Apache Spark: The Hot Kid on the Block
Spark was developed by University of California in Berkley around 2009, and it becomes an open source in 2010, As most of the Hadoop services are open source, which is cost effective, and constantly keeps on growing with features according to user’s requirement.
Spark speeds up to 100 times faster than Hadoop MapReduce in memory and 10 times faster while running on disk. Spark processing is faster than Hadoop MapReduce because it stores the intermediate data in memory unlike storing on temp disk.
Spark also provides flexibility to run on standalone, Hadoop cluster, making use of underneath HDFS storage. Spark works well when all the data totally fit inside the memory, but for huge interactive/batch data MapReduce suites well.
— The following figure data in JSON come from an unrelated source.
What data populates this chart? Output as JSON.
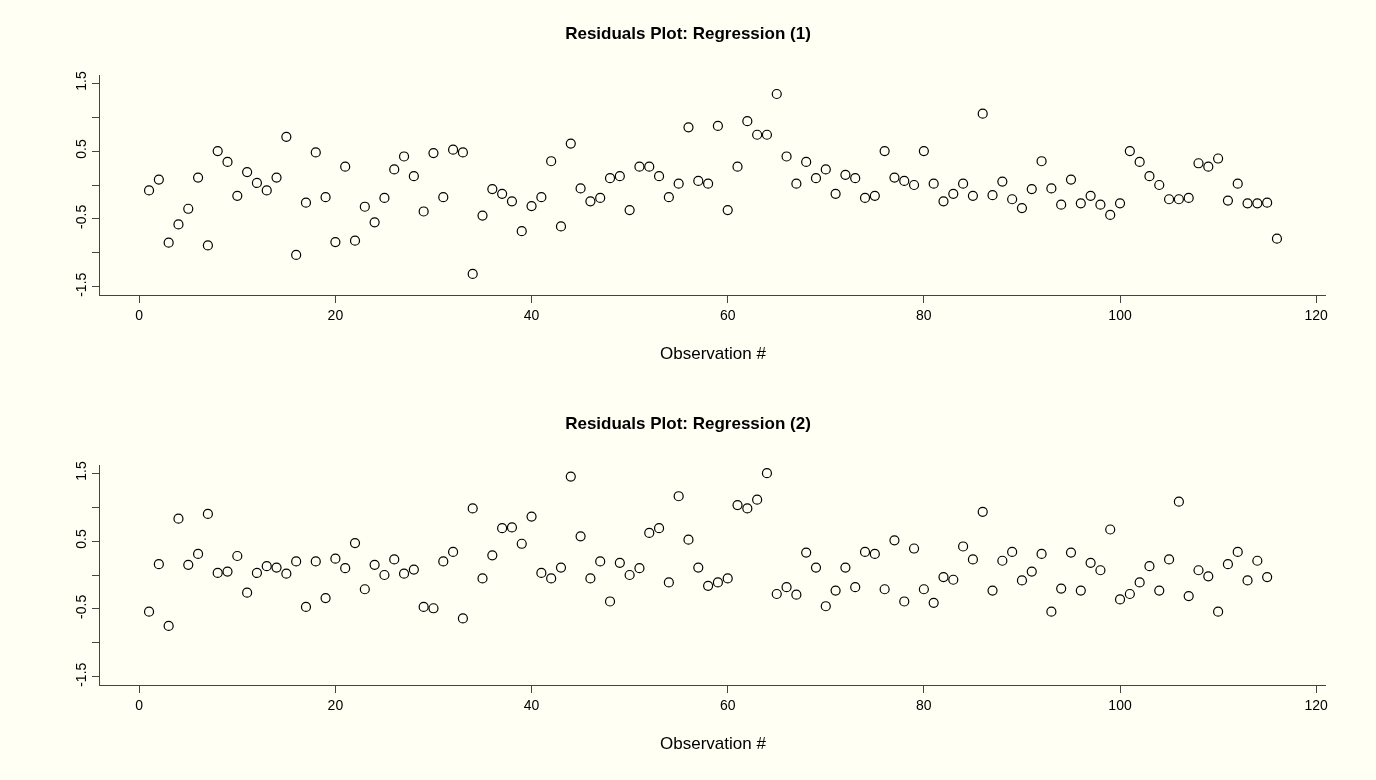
{
  "chart_data": [
    {
      "type": "scatter",
      "title": "Residuals Plot: Regression (1)",
      "xlabel": "Observation #",
      "marker": "circle",
      "xlim": [
        -4,
        121
      ],
      "xticks": [
        0,
        20,
        40,
        60,
        80,
        100,
        120
      ],
      "ylim": [
        -1.62,
        1.62
      ],
      "yticks": [
        -1.5,
        {
          "value": -1,
          "label": null
        },
        -0.5,
        {
          "value": 0,
          "label": null
        },
        0.5,
        {
          "value": 1,
          "label": null
        },
        1.5
      ],
      "series": [
        {
          "color": "#000000",
          "x": [
            1,
            2,
            3,
            4,
            5,
            6,
            7,
            8,
            9,
            10,
            11,
            12,
            13,
            14,
            15,
            16,
            17,
            18,
            19,
            20,
            21,
            22,
            23,
            24,
            25,
            26,
            27,
            28,
            29,
            30,
            31,
            32,
            33,
            34,
            35,
            36,
            37,
            38,
            39,
            40,
            41,
            42,
            43,
            44,
            45,
            46,
            47,
            48,
            49,
            50,
            51,
            52,
            53,
            54,
            55,
            56,
            57,
            58,
            59,
            60,
            61,
            62,
            63,
            64,
            65,
            66,
            67,
            68,
            69,
            70,
            71,
            72,
            73,
            74,
            75,
            76,
            77,
            78,
            79,
            80,
            81,
            82,
            83,
            84,
            85,
            86,
            87,
            88,
            89,
            90,
            91,
            92,
            93,
            94,
            95,
            96,
            97,
            98,
            99,
            100,
            101,
            102,
            103,
            104,
            105,
            106,
            107,
            108,
            109,
            110,
            111,
            112,
            113,
            114,
            115,
            116
          ],
          "values": [
            -0.08,
            0.08,
            -0.85,
            -0.58,
            -0.35,
            0.11,
            -0.89,
            0.5,
            0.34,
            -0.16,
            0.19,
            0.03,
            -0.08,
            0.11,
            0.71,
            -1.03,
            -0.26,
            0.48,
            -0.18,
            -0.84,
            0.27,
            -0.82,
            -0.32,
            -0.55,
            -0.19,
            0.23,
            0.42,
            0.13,
            -0.39,
            0.47,
            -0.18,
            0.52,
            0.48,
            -1.31,
            -0.45,
            -0.06,
            -0.13,
            -0.24,
            -0.68,
            -0.31,
            -0.18,
            0.35,
            -0.61,
            0.61,
            -0.05,
            -0.24,
            -0.19,
            0.1,
            0.13,
            -0.37,
            0.27,
            0.27,
            0.13,
            -0.18,
            0.02,
            0.85,
            0.06,
            0.02,
            0.87,
            -0.37,
            0.27,
            0.94,
            0.74,
            0.74,
            1.34,
            0.42,
            0.02,
            0.34,
            0.1,
            0.23,
            -0.13,
            0.15,
            0.1,
            -0.19,
            -0.16,
            0.5,
            0.11,
            0.06,
            0,
            0.5,
            0.02,
            -0.24,
            -0.13,
            0.02,
            -0.16,
            1.05,
            -0.15,
            0.05,
            -0.21,
            -0.34,
            -0.06,
            0.35,
            -0.05,
            -0.29,
            0.08,
            -0.27,
            -0.16,
            -0.29,
            -0.44,
            -0.27,
            0.5,
            0.34,
            0.13,
            0,
            -0.21,
            -0.21,
            -0.19,
            0.32,
            0.27,
            0.39,
            -0.23,
            0.02,
            -0.27,
            -0.27,
            -0.26,
            -0.79
          ]
        }
      ]
    },
    {
      "type": "scatter",
      "title": "Residuals Plot: Regression (2)",
      "xlabel": "Observation #",
      "marker": "circle",
      "xlim": [
        -4,
        121
      ],
      "xticks": [
        0,
        20,
        40,
        60,
        80,
        100,
        120
      ],
      "ylim": [
        -1.62,
        1.62
      ],
      "yticks": [
        -1.5,
        {
          "value": -1,
          "label": null
        },
        -0.5,
        {
          "value": 0,
          "label": null
        },
        0.5,
        {
          "value": 1,
          "label": null
        },
        1.5
      ],
      "series": [
        {
          "color": "#000000",
          "x": [
            1,
            2,
            3,
            4,
            5,
            6,
            7,
            8,
            9,
            10,
            11,
            12,
            13,
            14,
            15,
            16,
            17,
            18,
            19,
            20,
            21,
            22,
            23,
            24,
            25,
            26,
            27,
            28,
            29,
            30,
            31,
            32,
            33,
            34,
            35,
            36,
            37,
            38,
            39,
            40,
            41,
            42,
            43,
            44,
            45,
            46,
            47,
            48,
            49,
            50,
            51,
            52,
            53,
            54,
            55,
            56,
            57,
            58,
            59,
            60,
            61,
            62,
            63,
            64,
            65,
            66,
            67,
            68,
            69,
            70,
            71,
            72,
            73,
            74,
            75,
            76,
            77,
            78,
            79,
            80,
            81,
            82,
            83,
            84,
            85,
            86,
            87,
            88,
            89,
            90,
            91,
            92,
            93,
            94,
            95,
            96,
            97,
            98,
            99,
            100,
            101,
            102,
            103,
            104,
            105,
            106,
            107,
            108,
            109,
            110,
            111,
            112,
            113,
            114,
            115
          ],
          "values": [
            -0.54,
            0.16,
            -0.75,
            0.83,
            0.15,
            0.31,
            0.9,
            0.03,
            0.05,
            0.28,
            -0.26,
            0.03,
            0.13,
            0.11,
            0.02,
            0.2,
            -0.47,
            0.2,
            -0.34,
            0.24,
            0.1,
            0.47,
            -0.21,
            0.15,
            0,
            0.23,
            0.02,
            0.08,
            -0.47,
            -0.49,
            0.2,
            0.34,
            -0.64,
            0.98,
            -0.05,
            0.29,
            0.69,
            0.7,
            0.46,
            0.86,
            0.03,
            -0.05,
            0.11,
            1.45,
            0.57,
            -0.05,
            0.2,
            -0.39,
            0.18,
            0,
            0.1,
            0.62,
            0.69,
            -0.11,
            1.16,
            0.52,
            0.11,
            -0.16,
            -0.11,
            -0.05,
            1.03,
            0.98,
            1.11,
            1.5,
            -0.28,
            -0.18,
            -0.29,
            0.33,
            0.11,
            -0.46,
            -0.23,
            0.11,
            -0.18,
            0.34,
            0.31,
            -0.21,
            0.51,
            -0.39,
            0.39,
            -0.21,
            -0.41,
            -0.03,
            -0.07,
            0.42,
            0.23,
            0.93,
            -0.23,
            0.21,
            0.34,
            -0.08,
            0.05,
            0.31,
            -0.54,
            -0.2,
            0.33,
            -0.23,
            0.18,
            0.07,
            0.67,
            -0.36,
            -0.28,
            -0.11,
            0.13,
            -0.23,
            0.23,
            1.08,
            -0.31,
            0.07,
            -0.02,
            -0.54,
            0.16,
            0.34,
            -0.08,
            0.21,
            -0.03
          ]
        }
      ]
    }
  ]
}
Spark supports development in Java, Scala or Python and also provides multiple APIs.
Spark SQL: Provides SQL kind of interaction
Spark Streaming: For real time and near real time data.
MLlib: provides library containing machine learning functionality.
Pros:
- 100 times faster than Hadoop.(With In memory processing)
- Same platform for real-time and batch processing (as the future of analytics is in Real Time analytics).
- Developed in Scala (functional programming) which is suitable for Distributed Systems, a lot can be accomplished in a small piece of code. It’s more readable also and easy to understand.
- Apache streaming is suitable for many real-time analytics use cases.
It’s highly configurable and once you know how to get the best for your use case, you can make it work for really well.
Cons:
- It consumes a lot of memory, and issues around memory consumption (and garbage collection)
- Not handled in a user-friendly manner.